U.S. authorities have said Moussaoui was intended to be the 20th hijacker; his defense lawyers say he never had any contact with any of the hijackers.

Frank Dunham Jr., Moussaoui's chief public defender, said Friday that he will ask the judge next week to delay a decision on Moussaoui's competence until he can be evaluated more thoroughly. And if Brinkema does allow Moussaoui to represent himself, Dunham said, she should at least relax some of the restrictions proposed Friday by the Justice Department and allow his legal team to remain as standby counsel.

In their motion, the prosecutors said Moussaoui should not be allowed to see any classified documents that include much of the evidence against him. They also argued that his access to a telephone to interview prospective witnesses and to research materials should be restricted.

"Clarence Darrow couldn't defend himself under these restrictions," Dunham said.

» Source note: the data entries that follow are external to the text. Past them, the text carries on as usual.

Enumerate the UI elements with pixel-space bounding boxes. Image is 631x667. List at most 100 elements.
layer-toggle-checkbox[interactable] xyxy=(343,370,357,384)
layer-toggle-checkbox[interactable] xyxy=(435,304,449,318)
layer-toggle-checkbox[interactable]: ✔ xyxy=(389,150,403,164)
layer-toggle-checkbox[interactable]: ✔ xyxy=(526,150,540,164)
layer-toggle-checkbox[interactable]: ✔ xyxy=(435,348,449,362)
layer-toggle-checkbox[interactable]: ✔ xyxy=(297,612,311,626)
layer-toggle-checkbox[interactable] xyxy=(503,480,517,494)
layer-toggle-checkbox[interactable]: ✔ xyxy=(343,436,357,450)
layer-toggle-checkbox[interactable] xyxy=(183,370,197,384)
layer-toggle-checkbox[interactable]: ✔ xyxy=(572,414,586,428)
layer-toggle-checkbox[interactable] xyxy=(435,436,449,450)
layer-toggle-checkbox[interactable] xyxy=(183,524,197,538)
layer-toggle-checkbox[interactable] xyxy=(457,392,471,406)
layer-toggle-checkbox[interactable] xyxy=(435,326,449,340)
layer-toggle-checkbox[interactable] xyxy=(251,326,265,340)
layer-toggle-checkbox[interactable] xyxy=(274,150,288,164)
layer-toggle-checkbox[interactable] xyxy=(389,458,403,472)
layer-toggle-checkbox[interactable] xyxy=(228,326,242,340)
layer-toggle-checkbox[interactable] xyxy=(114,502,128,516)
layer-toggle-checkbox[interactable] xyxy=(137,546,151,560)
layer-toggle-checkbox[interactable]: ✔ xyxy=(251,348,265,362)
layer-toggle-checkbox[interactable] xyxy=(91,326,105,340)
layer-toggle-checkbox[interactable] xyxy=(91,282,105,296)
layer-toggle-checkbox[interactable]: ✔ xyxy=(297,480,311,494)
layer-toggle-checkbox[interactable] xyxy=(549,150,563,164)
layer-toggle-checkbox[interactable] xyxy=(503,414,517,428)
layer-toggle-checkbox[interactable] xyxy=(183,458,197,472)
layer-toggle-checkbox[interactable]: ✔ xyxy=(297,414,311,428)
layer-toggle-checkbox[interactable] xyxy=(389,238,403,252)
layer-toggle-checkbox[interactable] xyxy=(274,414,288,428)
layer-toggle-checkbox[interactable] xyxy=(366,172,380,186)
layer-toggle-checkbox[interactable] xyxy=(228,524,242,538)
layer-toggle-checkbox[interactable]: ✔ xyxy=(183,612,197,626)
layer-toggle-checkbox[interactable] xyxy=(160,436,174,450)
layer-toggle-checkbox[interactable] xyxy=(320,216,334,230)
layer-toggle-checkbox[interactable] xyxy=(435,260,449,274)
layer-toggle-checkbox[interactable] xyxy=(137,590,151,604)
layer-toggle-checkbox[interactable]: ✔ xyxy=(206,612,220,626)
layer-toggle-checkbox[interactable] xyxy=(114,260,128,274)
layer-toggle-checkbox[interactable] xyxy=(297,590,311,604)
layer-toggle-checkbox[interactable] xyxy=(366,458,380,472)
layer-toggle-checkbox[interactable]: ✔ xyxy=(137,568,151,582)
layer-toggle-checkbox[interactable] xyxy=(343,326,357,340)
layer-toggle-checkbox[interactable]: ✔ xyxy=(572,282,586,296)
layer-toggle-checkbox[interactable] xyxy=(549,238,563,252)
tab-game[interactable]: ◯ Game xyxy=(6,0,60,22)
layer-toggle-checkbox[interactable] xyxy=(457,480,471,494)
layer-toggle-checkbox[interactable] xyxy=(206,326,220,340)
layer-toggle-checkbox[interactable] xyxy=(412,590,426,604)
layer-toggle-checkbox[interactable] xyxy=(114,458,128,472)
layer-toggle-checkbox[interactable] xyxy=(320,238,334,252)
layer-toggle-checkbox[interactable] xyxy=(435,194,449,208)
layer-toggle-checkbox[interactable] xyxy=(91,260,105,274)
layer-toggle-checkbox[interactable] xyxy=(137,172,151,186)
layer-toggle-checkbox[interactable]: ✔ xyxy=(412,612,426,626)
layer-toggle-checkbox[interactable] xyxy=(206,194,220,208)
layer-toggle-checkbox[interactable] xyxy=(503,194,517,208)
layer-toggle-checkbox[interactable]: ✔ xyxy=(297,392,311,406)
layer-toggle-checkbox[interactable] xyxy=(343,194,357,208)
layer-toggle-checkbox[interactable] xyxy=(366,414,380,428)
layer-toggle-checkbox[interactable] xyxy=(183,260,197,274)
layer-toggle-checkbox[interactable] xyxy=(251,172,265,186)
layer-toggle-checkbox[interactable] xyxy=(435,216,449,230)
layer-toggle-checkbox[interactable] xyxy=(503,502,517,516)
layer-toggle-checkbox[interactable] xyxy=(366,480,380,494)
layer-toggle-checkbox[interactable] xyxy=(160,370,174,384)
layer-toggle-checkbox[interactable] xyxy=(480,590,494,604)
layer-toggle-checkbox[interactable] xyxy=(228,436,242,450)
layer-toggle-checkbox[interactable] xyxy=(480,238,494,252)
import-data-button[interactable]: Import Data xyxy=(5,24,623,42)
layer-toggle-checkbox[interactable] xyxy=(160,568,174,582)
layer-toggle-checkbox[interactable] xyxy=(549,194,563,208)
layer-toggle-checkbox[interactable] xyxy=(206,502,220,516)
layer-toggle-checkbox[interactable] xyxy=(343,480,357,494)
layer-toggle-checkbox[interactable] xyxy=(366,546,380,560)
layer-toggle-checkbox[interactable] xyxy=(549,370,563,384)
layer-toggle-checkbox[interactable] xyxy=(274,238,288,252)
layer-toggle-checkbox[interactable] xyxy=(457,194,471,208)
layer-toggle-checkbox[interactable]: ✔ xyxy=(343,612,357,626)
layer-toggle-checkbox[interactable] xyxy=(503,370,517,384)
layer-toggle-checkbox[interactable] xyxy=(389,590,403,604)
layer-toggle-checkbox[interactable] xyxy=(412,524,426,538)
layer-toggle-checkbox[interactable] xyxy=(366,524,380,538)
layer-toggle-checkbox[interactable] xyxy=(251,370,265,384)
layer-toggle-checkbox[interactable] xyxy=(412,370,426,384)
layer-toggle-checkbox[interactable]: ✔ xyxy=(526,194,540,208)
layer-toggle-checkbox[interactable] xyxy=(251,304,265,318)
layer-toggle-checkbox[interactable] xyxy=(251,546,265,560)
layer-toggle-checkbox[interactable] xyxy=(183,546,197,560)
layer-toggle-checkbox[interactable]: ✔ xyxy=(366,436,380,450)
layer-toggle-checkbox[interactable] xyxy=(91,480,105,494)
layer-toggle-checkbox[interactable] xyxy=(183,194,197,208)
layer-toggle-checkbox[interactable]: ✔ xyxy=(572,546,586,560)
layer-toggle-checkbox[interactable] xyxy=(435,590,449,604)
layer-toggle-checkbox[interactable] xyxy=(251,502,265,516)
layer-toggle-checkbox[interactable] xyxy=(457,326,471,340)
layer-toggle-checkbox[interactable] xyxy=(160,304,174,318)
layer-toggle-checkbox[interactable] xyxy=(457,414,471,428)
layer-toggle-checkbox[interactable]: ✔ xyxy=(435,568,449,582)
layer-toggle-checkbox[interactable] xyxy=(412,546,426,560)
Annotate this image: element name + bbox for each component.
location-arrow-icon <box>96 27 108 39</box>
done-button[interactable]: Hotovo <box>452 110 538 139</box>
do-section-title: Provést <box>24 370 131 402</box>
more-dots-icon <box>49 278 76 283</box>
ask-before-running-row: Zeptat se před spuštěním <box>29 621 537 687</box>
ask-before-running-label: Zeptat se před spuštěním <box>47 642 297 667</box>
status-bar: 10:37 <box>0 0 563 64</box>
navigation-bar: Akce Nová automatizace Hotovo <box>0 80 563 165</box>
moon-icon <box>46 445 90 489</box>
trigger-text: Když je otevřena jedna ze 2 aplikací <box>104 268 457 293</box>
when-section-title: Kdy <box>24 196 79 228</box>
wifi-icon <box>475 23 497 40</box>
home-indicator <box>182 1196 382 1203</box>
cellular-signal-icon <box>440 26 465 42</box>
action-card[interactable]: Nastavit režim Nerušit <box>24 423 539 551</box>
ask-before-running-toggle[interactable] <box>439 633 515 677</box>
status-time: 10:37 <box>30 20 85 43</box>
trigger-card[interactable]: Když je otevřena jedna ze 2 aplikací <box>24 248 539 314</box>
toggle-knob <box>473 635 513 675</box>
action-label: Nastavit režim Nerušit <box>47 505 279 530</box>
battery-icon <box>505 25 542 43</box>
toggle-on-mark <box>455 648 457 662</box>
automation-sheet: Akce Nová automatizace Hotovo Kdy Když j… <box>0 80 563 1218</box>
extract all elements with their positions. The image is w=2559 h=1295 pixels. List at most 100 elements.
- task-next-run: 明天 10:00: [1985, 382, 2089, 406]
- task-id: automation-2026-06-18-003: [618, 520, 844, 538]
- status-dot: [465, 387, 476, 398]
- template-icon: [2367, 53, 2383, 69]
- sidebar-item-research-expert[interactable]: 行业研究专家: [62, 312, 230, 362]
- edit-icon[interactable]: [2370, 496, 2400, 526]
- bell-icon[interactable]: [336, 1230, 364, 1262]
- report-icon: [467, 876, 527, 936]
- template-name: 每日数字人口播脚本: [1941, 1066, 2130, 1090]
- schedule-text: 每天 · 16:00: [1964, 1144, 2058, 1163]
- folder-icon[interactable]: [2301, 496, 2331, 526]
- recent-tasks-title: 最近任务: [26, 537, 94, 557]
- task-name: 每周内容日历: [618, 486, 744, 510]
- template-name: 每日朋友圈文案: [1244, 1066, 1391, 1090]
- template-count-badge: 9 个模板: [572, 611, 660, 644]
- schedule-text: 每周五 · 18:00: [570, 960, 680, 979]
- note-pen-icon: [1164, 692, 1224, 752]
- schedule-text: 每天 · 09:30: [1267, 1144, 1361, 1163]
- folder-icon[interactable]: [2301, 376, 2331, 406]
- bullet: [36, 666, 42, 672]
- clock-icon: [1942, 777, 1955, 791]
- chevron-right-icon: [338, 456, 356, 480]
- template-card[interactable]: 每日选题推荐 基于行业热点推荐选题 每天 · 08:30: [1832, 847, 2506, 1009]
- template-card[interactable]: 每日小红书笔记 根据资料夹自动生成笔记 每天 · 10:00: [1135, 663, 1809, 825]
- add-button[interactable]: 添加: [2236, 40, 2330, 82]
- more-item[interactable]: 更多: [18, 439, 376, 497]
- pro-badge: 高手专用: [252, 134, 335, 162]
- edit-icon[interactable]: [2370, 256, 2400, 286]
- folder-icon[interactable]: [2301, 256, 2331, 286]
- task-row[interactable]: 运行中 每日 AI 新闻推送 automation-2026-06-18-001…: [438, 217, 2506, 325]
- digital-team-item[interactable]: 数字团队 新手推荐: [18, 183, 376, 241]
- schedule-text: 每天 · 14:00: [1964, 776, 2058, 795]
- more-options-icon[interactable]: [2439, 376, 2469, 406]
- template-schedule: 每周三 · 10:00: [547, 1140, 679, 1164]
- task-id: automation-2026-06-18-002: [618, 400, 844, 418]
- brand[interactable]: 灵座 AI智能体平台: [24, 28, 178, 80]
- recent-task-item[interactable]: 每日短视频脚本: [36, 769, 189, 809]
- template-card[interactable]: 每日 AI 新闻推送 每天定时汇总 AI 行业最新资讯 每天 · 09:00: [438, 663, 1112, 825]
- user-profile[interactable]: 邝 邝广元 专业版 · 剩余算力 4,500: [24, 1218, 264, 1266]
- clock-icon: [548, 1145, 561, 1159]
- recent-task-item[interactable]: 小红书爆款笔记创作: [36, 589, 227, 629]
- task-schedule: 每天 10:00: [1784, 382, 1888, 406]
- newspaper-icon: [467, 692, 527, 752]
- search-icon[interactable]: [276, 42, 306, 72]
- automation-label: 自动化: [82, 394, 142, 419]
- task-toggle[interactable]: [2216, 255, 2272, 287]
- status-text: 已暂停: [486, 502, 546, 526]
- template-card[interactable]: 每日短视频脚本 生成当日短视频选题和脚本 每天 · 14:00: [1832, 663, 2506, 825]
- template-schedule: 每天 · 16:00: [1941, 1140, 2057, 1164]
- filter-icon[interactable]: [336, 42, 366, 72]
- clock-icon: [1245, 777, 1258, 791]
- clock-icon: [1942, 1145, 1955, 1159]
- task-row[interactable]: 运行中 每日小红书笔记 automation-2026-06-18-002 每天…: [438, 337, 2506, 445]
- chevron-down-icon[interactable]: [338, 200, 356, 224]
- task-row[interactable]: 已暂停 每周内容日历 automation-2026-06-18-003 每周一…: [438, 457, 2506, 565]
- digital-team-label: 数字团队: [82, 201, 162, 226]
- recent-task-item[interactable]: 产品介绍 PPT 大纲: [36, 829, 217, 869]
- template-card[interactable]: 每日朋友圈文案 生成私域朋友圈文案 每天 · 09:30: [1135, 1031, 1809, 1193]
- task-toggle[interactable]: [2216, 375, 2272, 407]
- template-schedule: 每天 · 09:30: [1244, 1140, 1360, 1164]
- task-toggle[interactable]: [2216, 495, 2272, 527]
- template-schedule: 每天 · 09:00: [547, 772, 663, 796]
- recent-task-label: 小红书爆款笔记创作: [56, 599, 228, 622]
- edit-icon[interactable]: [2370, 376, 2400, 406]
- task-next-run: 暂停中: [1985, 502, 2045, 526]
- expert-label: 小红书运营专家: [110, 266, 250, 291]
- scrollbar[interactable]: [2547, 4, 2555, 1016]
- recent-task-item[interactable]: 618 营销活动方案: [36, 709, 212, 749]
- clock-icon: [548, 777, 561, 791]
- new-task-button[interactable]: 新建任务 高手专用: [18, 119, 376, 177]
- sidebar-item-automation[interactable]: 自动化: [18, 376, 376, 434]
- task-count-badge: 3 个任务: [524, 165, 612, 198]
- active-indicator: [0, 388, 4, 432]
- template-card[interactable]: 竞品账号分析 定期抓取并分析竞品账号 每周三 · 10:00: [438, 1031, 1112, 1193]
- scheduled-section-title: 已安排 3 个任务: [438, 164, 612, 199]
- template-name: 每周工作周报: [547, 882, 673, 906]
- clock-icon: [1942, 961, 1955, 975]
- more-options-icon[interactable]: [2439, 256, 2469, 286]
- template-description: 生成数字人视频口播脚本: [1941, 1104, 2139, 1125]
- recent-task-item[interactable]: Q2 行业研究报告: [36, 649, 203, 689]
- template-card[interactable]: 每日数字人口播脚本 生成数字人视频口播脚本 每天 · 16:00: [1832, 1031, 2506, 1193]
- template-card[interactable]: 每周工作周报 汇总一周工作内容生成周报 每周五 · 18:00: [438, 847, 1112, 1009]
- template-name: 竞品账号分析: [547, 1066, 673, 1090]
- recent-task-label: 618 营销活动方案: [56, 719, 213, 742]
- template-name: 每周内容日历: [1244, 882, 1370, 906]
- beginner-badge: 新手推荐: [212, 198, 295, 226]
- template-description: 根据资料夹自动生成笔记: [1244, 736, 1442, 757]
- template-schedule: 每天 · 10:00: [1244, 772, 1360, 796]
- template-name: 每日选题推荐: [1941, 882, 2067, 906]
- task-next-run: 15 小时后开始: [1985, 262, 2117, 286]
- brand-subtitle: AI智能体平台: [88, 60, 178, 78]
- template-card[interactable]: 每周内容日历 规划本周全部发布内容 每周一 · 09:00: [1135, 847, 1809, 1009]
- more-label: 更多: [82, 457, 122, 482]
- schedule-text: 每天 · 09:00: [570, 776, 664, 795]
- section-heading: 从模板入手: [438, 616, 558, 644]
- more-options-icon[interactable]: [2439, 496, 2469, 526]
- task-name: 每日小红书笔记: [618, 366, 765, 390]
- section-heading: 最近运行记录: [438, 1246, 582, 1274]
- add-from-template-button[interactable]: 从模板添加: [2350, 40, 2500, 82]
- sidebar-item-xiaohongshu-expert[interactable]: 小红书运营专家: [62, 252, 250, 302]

Nevertheless, Dunham acknowledged, "everybody is concerned about what he is going to try and do if he is allowed to represent himself."

Dunham noted that the government wants to put a stun belt on Moussaoui during the trial. In their Friday filing, prosecutors said a stun belt "may be required to protect both the dignity of the court proceedings in this case and the nation's security." The final decision rests with the judge.

If Moussaoui is allowed to represent himself, he will essentially be in control of the courtroom much of the time.

Under federal law, Moussaoui would be allowed to call whomever he wants as witnesses and question them, and to cross-examine any witnesses the government calls to testify against him. And he will be able to give opening and closing arguments, and say whatever he wants for as long as he wants, Turley and other constitutional law experts said.

"I'm not sure what other options there are" for Brinkema and prosecutors, said Laurie Levenson, a constitutional law professor at Loyola Law School and a former federal prosecutor. She said Moussaoui's public defenders have a good chance of at least sparing his life by raising questions about the lack of definitive connections between him and the hijackers, particularly since he was in custody on Sept. 11.

"But his goal here seems to be to use this trial as a forum to get his anti-American message out," Levenson said. "It may cost him his life to do so."